Amaechi spoke at a media briefing on the Deep Blue project organized by the Nigerian Maritime Administration and Safety Agency (NIMASA) in Lagos.

The News Agency of Nigeria (NAN) reports that a Secure Anchorage Area is an area outside the Lagos port that the Nigerian Navy, with a private company, has defined as a secure place where vessels can anchor safely from the threat of pirate attack. The secure anchorage area was in contention between the Nigerian Ports Authority and the Ocean Marine Services Ltd., who were providing security at the anchorage.

The NPA dismantled the Secure Anchorage Area (SAA) operated by OMSL over security concerns.

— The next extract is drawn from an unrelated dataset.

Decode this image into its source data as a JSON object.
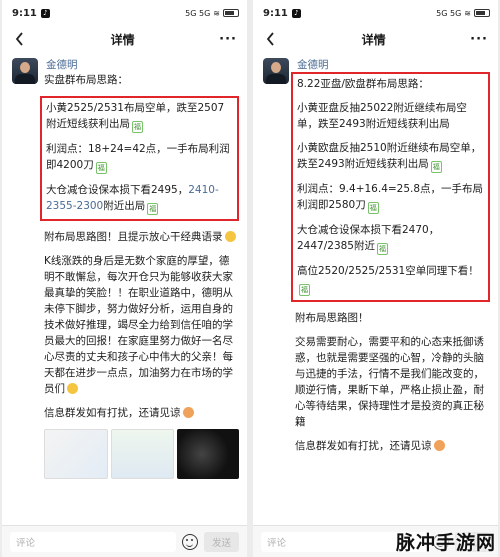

It insisted that provision of security in the nation’s waters is not a business venture, but a constitutional responsibility of the NIMASA, Nigerian Navy and Marine Police.

Amaechi said: “I took the decision to stop the secure Anchorage project, because the issue is that an individual cannot protect a country; it shows that there is a failure in the system.

“Government must protect both persons and investment to ensure orderliness,” he said. The minister said that government was reintroducing a maritime architecture that would ensure that infrastructure was in place to safeguard the country’s waterways.

He said that the upsurge of threats and insecurity on the waterways was alarming and people doing business on the waters were getting worried, hence the need to reassure them that all was well.

Amaechi noted that NIMASA was on top of the situation. He said that government was paying a huge amount of money for surveillance, and this would ensure that crime on the waterways stop.

“Those that go into the water do not live in the water; those criminals live with us, and the military both in terms of intelligence and physical assets will go and comb them out.

“Problem of insecurity is a problem of hunger, education and poverty and so we need to invest in infrastructure which will create employment for the poor man,” the added.

The Director-General of NIMASA, Dr Dakuku Peterside, said that the country was not handing over its waterways to the Israeli to man. According to him, they are there to provide training and assets for the security operatives who will man the assets on the country’s waterways.